Siena me hace sentir.
Siena se queda para siempre.
No me atrevo a creerlo, no me atrevo a pensarlo, tal vez solo me atrevo a susurrarlo. Pero Siena jamás desaparecerá de mi piel, su sabor se quedará para siempre en mi memoria y mis manos recordarán hasta el día que me muera las curvas de su cuerpo.
Antes de ir en busca de Siena había decidido ir a la comisaría y contarles a Restepo y a Anderson que el hombre con la cola de sirena tatuada en la nuca es Fabrizio Tabone. Pero después de Siena soy otro y este hombre que soy ahora actúa de forma distinta.
Este hombre ha decidido arriesgarse y dejar que el vacío desaparezca y volver a sentir.
Hubo una época en la que confiaba en Nick, habría puesto mi vida en sus manos y lo habría hecho sin pestañear.
Hoy vuelvo a hacerlo.
Nick Valenti tiene una casa en Little Italy, otra de sus inversiones, según he podido averiguar.
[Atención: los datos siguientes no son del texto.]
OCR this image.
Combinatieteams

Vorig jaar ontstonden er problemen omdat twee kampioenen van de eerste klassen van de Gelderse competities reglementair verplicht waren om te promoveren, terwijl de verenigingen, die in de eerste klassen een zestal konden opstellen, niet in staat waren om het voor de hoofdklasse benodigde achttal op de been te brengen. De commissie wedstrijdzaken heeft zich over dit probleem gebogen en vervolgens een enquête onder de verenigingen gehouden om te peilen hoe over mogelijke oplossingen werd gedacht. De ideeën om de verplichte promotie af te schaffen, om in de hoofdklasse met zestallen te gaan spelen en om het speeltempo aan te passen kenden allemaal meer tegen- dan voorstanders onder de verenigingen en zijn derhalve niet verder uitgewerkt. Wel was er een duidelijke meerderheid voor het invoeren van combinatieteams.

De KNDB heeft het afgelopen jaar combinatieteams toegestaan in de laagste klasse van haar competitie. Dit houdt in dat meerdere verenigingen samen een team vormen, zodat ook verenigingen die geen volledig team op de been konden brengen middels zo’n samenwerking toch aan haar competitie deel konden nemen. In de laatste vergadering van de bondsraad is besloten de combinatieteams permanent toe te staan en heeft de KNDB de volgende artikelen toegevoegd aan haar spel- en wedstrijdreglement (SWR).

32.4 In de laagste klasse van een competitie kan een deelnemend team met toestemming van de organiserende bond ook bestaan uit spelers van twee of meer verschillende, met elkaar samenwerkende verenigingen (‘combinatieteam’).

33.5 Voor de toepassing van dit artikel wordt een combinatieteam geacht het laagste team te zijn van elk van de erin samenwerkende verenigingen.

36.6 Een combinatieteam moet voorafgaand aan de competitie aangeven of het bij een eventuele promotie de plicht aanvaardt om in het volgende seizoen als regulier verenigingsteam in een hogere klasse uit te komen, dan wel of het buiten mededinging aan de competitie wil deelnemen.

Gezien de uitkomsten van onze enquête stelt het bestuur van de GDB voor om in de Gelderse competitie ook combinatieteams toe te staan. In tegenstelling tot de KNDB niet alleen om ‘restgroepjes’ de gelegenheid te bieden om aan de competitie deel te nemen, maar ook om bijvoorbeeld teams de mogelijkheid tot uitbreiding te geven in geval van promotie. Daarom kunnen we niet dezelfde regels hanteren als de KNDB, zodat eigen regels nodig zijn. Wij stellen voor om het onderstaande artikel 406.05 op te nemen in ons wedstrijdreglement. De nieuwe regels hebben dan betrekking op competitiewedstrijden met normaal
Debo confesar que me reconforta saber que no vive en casa de Luciano Cavalcanti con Siena. Me reconforta y me avergüenza comprobar que no soy inmune a los celos.
¿Inmune? Quiero arrancar la cabeza al hombre que tocó a Siena antes que yo, aunque sé que no tengo ningún derecho. Quiero que ella me cuente esa historia y al mismo tiempo sé que querré arrancarme los oídos cuando empiece a hacerlo. ¿Inmune? Con Siena no soy inmune.
Siena me hace sentir.
Llego a la casa de Nick, acaricio la moneda entre los dedos. Tendría que habérsela mandado hace días y sigue estando en mi bolsillo. Lo he hecho adrede, he roto esta cadena que hemos mantenido los tres durante años porque necesito respuestas y en vez de atreverme a hacer las preguntas adecuadas he preferido provocarle.
Esto acaba hoy, o empieza.
Llamo al timbre. El sonido es alegre y me parece absurdo que pertenezca a la residencia de Nick. Oigo pasos y cuando estos se detienen me lo imagino inspeccionándome a través de la mirilla. —Abre, Nick —le digo en voz lo bastante alta.
El cerrojo gira.
—Te estaba abriendo, detective. —Sujeta la puerta—. ¿Qué estás haciendo aquí?
Me encojo de hombros y saco la moneda del bolsillo. La sujeto entre nosotros a la altura de los ojos.
—Te toca a ti. ¿Puedo pasar?
Nick levanta una ceja y coge la moneda de entre mis dedos con suspicacia.
—¿Qué pretendes con esto?
Ahora es él el que sujeta la moneda, desconfía del gesto.
—Déjame pasar. Tenemos que hablar. —Sigue sin moverse y sé que tengo que darle algo si quiero que confíe en mí—. Sé quién mató a Emmett.
Nick se aparta de inmediato.
—Pasa.
La casa de Nick es tan distinta a la mía como lo somos físicamente. Está llena de fotografías y de libros, hay sofás con cojines y un mueble con elegantes botellas de cristal.
—Siéntate —me dice él—, nos serviré una copa. Intuyo que nos va a hacer falta.
—Gracias.
Observo a Nick y me sorprende comprender que se siente cómodo en su piel. Le envidio. Yo fui así una vez, hasta que una noche mi destino me cruzó con el de Anderson y averigüé que mi vida era una farsa y se desmoronó.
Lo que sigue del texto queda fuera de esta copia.